The looming Protection of Personal Information (PoPI) Act in South Africa and the introduction of the General Data Protection Regulation (GDPR) in the European Union (EU) have brought information security to the fore for many organisations. This in addition to the ISO 27001 standard that needs to be adhered to in order to assist the protection of information has caused organisations to scramble and ensure their information security measures are in line with regulatory requirements.

However, few businesses know or realise that if they are already ISO 20000 certified and follow Information Technology Infrastructure Library’s (ITIL) best practices they are effectively positioning themselves with other regulatory standards such as ISO 27001. In doing so, organisations are able to decrease the effort and time taken to adhere to the policies of this security standard.

ISO 20000, ITSM and ITIL – Where does ISO 27001 fit in?

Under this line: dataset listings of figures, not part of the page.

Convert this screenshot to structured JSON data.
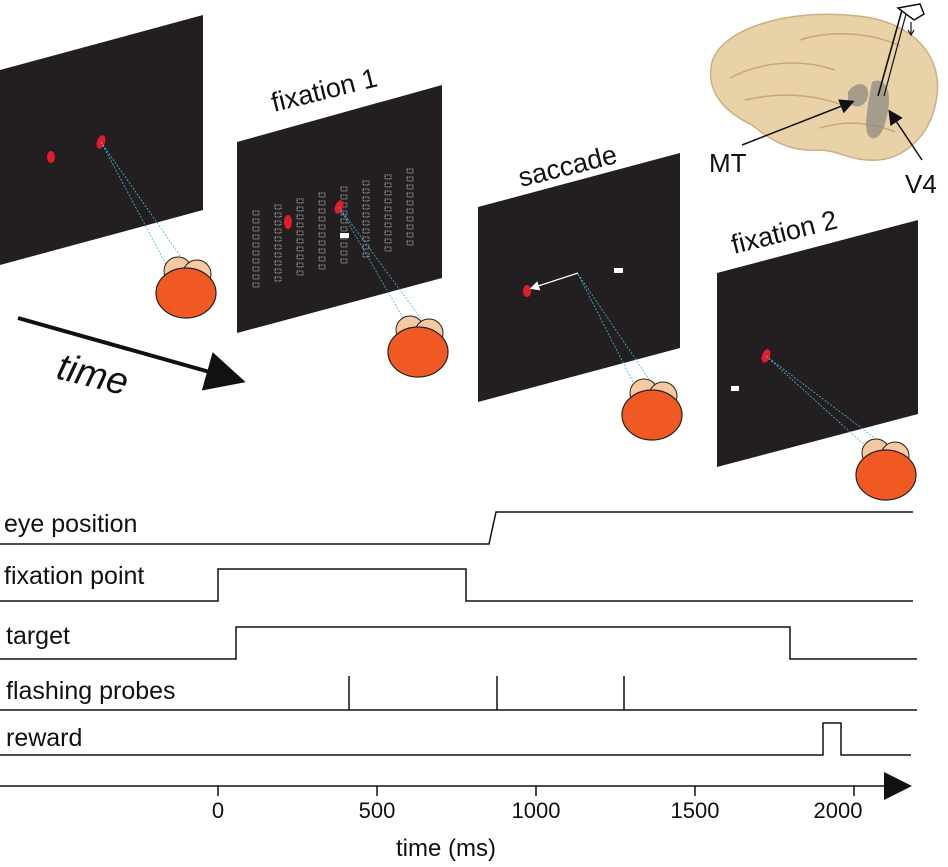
{
  "panels": {
    "fixation1": "fixation 1",
    "saccade": "saccade",
    "fixation2": "fixation 2"
  },
  "time_arrow_label": "time",
  "brain": {
    "mt_label": "MT",
    "v4_label": "V4"
  },
  "timeline": {
    "x_axis_label": "time (ms)",
    "x_ticks": [
      "0",
      "500",
      "1000",
      "1500",
      "2000"
    ],
    "signals": {
      "eye_position": "eye position",
      "fixation_point": "fixation point",
      "target": "target",
      "flashing_probes": "flashing probes",
      "reward": "reward"
    }
  },
  "colors": {
    "screen": "#231f20",
    "fixation_dot": "#e11d2a",
    "gaze_line": "#49b6d8",
    "head_main": "#f05a22",
    "head_back": "#f7c9a1",
    "brain": "#e9d2a8"
  }
}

ISO 20000 is the international standard for IT service management (ITSM) and reflects a business’s ability to adhere to best practice guidelines contained within the ITIL frameworks. 

ISO 20000 is process-based, it tackles many of the same topics as ISO 27001, such as incident management, problem management, change control and risk management. It’s therefore clear that if security forms part of ITSM’s outcomes, it should already be taken care of… So, why aren’t more businesses looking towards ISO 20000 to assist them in becoming ISO 27001 compliant?

The link to information security compliance

Information security management is a process that runs across the ITIL service life cycle interacting with all other processes in the framework. It is one of the key aspects of the ‘warranty of the service’, managed within the Service Level Agreement (SLA). The focus is ensuring that the quality of services produces the desired business value.

So, how are these standards different?

Even though ISO 20000 and ISO 27001 have many similarities and elements in common, there are still many differences. Organisations should take cognisance that ISO 20000 considers risk as one of the building elements of ITSM, but the standard is still service-based. Conversely, ISO 27001 is completely risk management-based and has risk management at its foundation whereas ISO 20000 encompasses much more

Why ISO 20000?

Organisations should ask themselves how they will derive value from ISO 20000. In Short, the ISO 20000 certification gives ITIL ‘teeth’. ITIL is not prescriptive, it is difficult to maintain momentum without adequate governance controls, however – ISO 20000 is.  ITIL does not insist on continual service improvement – ISO 20000 does. In addition, ITIL does not insist on evidence to prove quality and progress – ISO 20000 does.  ITIL is not being demanded by business – governance controls, auditability & agility are. This certification verifies an organisation’s ability to deliver ITSM within ITIL standards.

Ensuring ISO 20000 compliance provides peace of mind and shortens the journey to achieving other certifications, such as ISO 27001 compliance.